While my planned travel to Addis Ababa was postponed to summer 2021 because of the COVID-19 pandemic, I’m immensely grateful to the ASTMH for their flexibility in extending the timeline of funding for the project. 

What do you anticipate learning?
As a fourth-year medical student, I am quite early in my career and have much to learn about the process of designing and implementing clinical and translational research, particularly how this work is conducted in international settings. While in Addis Ababa, Ethiopia, I hope to gain a first-hand understanding of the process of clinical trial implementation and household contact tracing as part of a multi-national NIH-funded Tuberculosis Research Unit (TBRU) trial. Even more importantly, spending time in-country will provide context for the research findings, and to gain appreciation for both true burden of tuberculosis in the community and for the challenges of treating MDR-TB in lower-resource tropical settings.

What interests you about tropical medicine and what problems are you interested in solving?

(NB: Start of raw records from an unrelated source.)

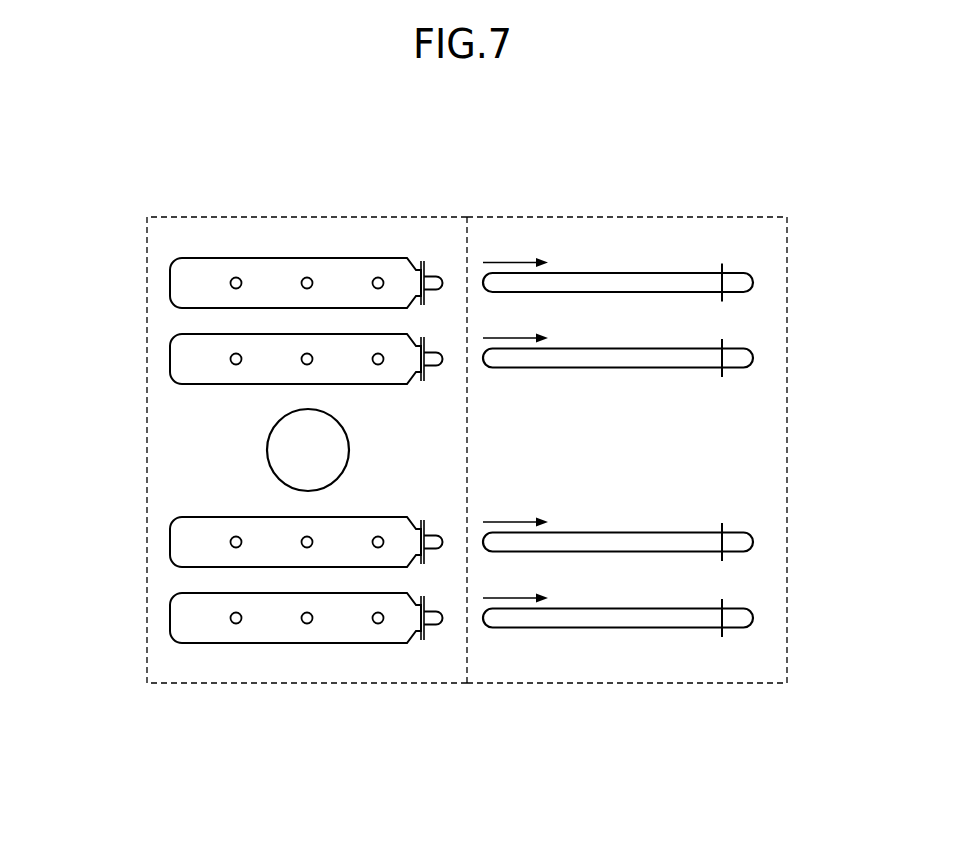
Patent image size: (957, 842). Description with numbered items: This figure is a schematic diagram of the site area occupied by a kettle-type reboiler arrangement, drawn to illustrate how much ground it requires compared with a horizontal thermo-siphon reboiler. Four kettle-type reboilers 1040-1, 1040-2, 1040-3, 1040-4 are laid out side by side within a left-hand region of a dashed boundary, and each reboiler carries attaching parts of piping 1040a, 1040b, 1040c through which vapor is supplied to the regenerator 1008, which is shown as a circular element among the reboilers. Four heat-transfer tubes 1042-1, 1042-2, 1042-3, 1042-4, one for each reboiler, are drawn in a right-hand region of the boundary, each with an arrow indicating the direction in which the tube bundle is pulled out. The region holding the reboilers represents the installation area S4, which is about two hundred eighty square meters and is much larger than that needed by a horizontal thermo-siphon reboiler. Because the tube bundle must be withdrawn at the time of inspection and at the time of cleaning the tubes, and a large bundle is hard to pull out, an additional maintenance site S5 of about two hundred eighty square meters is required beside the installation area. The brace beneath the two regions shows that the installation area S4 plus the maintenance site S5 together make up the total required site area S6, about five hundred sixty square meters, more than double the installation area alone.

The kettle-type reboiler 1040-1 is at (208, 258).
The kettle-type reboiler 1040-2 is at (170, 357).
The kettle-type reboiler 1040-3 is at (170, 540).
The kettle-type reboiler 1040-4 is at (170, 617).
The attaching part of piping 1040a is at (236, 277).
The attaching part of piping 1040b is at (307, 277).
The attaching part of piping 1040c is at (378, 277).
The regenerator 1008 is at (267, 451).
The heat-transfer tube 1042-1 is at (594, 279).
The heat-transfer tube 1042-2 is at (710, 353).
The heat-transfer tube 1042-3 is at (710, 536).
The heat-transfer tube 1042-4 is at (710, 612).
The installation area S4 is at (363, 683).
The maintenance site area S5 is at (568, 683).
The total required site area S6 is at (467, 505).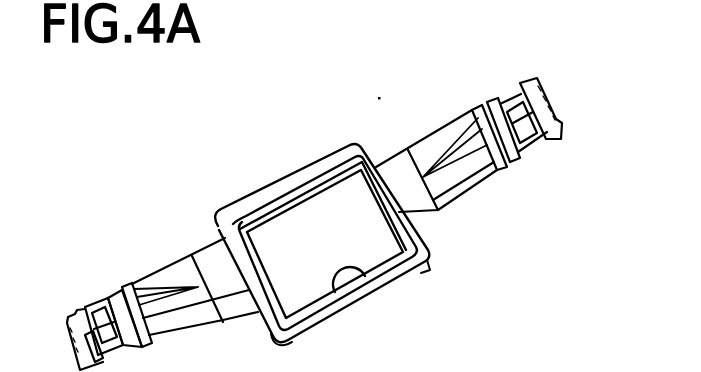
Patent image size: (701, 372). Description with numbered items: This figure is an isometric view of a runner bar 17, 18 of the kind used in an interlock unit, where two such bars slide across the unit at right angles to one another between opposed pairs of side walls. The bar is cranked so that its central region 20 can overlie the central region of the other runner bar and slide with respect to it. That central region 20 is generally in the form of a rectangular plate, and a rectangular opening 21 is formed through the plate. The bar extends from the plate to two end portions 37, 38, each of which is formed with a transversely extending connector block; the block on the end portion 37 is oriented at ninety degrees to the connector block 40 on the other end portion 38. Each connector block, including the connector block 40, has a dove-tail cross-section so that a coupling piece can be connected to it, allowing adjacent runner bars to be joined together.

Since childhood I’ve been fascinated by infectious diseases: their transmission dynamics, their myriad effects on human health, and the societal and socioeconomic factors that put certain segments of the population at greatest risk for high burdens of infection. The field of tropical medicine provides the opportunity to care for and advocate for the most vulnerable populations in global health, and to directly address the needs of the communities that are hardest-hit by infectious diseases. In the coming decades, climate change will greatly further the need for this research in tropical settings as shifting weather patterns will alter the burden of infectious diseases in ways both predictable and unpredictable. The increasing burden of chronic diseases further complicates the infectious disease burden in tropical settings, as highlighted by the ‘dual epidemic’ of diabetes in regions with a high burden of tuberculosis. Ultimately, I hope to conduct research that addresses how health systems in tropical medicine settings can best adjust to this shifting landscape of global infectious disease priorities.